Oct. 15 (Bloomberg) -- Total SA, Europe’s biggest refiner, said third-quarter crude-processing margins shrank to the lowest level in almost five years as fuel demand continued to slide.
Total earned $10.60 a metric ton, compared with $51 a ton a year earlier, it said today on its website. The indicator, which was $24.10 a ton in the second quarter, has dropped to its lowest since at least early 2009, according to company data.
“Refining margins were ugly” in the third quarter, Bertrand Hodee, an analyst at Raymond James in Paris, said in a note. He had previously estimated $12 a ton.

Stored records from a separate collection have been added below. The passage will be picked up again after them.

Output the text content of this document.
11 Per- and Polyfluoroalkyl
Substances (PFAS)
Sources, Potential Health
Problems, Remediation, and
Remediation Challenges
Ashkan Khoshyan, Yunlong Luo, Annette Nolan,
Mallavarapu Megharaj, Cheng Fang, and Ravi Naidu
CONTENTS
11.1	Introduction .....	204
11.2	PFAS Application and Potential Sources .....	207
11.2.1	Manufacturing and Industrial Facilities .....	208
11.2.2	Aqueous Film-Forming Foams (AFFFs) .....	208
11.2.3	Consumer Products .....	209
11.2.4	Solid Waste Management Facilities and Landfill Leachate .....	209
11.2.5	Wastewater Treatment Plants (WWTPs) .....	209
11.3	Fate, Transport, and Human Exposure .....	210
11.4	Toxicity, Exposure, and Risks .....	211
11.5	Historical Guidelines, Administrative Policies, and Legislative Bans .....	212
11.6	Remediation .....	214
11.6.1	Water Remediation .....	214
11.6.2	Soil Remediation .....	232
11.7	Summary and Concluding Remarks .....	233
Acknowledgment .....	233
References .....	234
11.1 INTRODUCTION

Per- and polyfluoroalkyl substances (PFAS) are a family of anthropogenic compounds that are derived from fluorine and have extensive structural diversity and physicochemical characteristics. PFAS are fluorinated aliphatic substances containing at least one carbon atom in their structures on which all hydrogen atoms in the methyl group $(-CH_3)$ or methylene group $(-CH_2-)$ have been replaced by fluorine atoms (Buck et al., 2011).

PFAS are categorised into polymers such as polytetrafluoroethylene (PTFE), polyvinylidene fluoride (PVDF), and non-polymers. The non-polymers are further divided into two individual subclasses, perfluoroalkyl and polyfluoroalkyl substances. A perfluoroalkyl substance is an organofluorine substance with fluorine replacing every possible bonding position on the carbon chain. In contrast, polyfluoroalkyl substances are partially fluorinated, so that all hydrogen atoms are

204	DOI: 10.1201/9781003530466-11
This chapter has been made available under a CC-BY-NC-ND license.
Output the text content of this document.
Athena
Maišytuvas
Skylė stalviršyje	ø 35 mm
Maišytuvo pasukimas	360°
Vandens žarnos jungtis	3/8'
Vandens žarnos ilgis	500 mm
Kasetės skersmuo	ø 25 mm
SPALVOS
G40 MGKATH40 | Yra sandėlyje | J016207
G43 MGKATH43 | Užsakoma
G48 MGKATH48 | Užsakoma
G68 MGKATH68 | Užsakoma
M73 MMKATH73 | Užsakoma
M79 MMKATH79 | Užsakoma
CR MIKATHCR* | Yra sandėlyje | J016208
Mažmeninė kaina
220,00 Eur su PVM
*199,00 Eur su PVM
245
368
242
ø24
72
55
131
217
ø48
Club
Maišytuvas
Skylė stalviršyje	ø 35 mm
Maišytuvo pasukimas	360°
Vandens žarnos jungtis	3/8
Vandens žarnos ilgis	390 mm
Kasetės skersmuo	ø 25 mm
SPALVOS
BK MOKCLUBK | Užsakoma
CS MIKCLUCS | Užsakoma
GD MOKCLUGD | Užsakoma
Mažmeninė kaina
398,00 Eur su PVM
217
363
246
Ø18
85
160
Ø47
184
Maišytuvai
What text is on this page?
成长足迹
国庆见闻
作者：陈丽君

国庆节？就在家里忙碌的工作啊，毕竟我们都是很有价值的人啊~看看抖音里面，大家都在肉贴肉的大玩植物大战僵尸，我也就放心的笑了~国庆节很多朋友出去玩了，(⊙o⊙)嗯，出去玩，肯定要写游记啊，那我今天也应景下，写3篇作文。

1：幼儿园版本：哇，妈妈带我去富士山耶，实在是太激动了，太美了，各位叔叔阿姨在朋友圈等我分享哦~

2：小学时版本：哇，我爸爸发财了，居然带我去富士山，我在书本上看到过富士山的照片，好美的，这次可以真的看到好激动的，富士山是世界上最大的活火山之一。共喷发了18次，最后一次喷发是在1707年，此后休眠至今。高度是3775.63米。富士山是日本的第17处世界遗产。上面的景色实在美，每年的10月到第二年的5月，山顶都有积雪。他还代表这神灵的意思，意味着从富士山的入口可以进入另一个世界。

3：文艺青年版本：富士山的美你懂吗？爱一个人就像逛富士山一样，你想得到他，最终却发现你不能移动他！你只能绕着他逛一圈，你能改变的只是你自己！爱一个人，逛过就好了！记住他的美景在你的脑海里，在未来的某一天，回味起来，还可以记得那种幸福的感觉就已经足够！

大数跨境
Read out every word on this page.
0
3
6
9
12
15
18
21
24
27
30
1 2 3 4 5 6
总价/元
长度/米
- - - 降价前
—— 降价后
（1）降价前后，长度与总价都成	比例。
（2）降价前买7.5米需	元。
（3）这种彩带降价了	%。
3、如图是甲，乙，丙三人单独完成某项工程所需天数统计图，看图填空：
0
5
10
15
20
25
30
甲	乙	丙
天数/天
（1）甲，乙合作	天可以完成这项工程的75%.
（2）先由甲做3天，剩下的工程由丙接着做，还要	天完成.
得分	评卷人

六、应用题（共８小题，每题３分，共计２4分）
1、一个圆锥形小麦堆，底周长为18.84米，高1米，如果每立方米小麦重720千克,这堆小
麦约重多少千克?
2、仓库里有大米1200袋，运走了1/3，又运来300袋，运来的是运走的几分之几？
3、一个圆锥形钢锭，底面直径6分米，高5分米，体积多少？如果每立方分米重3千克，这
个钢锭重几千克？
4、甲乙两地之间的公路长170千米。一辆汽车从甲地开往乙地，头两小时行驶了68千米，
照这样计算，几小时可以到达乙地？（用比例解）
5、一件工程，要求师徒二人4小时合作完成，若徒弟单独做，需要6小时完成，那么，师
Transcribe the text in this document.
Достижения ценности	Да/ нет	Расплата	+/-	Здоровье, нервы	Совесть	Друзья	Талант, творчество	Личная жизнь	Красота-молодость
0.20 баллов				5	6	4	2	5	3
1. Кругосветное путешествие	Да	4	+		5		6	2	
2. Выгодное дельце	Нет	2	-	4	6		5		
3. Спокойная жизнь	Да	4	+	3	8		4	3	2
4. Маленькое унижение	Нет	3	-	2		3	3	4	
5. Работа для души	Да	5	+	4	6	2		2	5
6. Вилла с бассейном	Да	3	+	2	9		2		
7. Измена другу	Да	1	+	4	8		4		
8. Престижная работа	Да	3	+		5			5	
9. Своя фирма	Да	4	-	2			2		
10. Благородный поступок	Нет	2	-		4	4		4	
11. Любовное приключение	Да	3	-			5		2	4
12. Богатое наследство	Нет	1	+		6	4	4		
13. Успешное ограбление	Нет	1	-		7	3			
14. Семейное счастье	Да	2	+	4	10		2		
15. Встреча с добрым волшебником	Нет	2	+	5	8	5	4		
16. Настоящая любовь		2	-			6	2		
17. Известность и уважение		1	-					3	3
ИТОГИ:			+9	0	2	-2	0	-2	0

European refiners have suffered a slump in demand after economies slowed. In response, Total is curbing oil-processing and petrochemicals operations in the region and expanding in Asia and the Middle East. The Paris-based company unveiled a plan last month to shut a steam cracker at its Carling plant in France, and has acquired gas stations in Pakistan and Egypt.
The average European refining margin was 20 euros ($27.01) a ton in the first six months of 2013, down from 34 euros in 2012, the Union Francaise des Industries Petrolieres lobby said on its website. Oil-product use will drop 5 percent in the Organization for Economic Cooperation and Development in the decade through 2020, and grow elsewhere, Total said last month.
The company failed to sell its Lindsey refinery in the U.K. and fought with the French government in 2010 over a proposal to shutter a plant at Dunkirk. Strikes against the plan led to nationwide fuel shortages and forced Total to guarantee not to shut another French plant for five years.
The company reports third-quarter results on Oct. 31.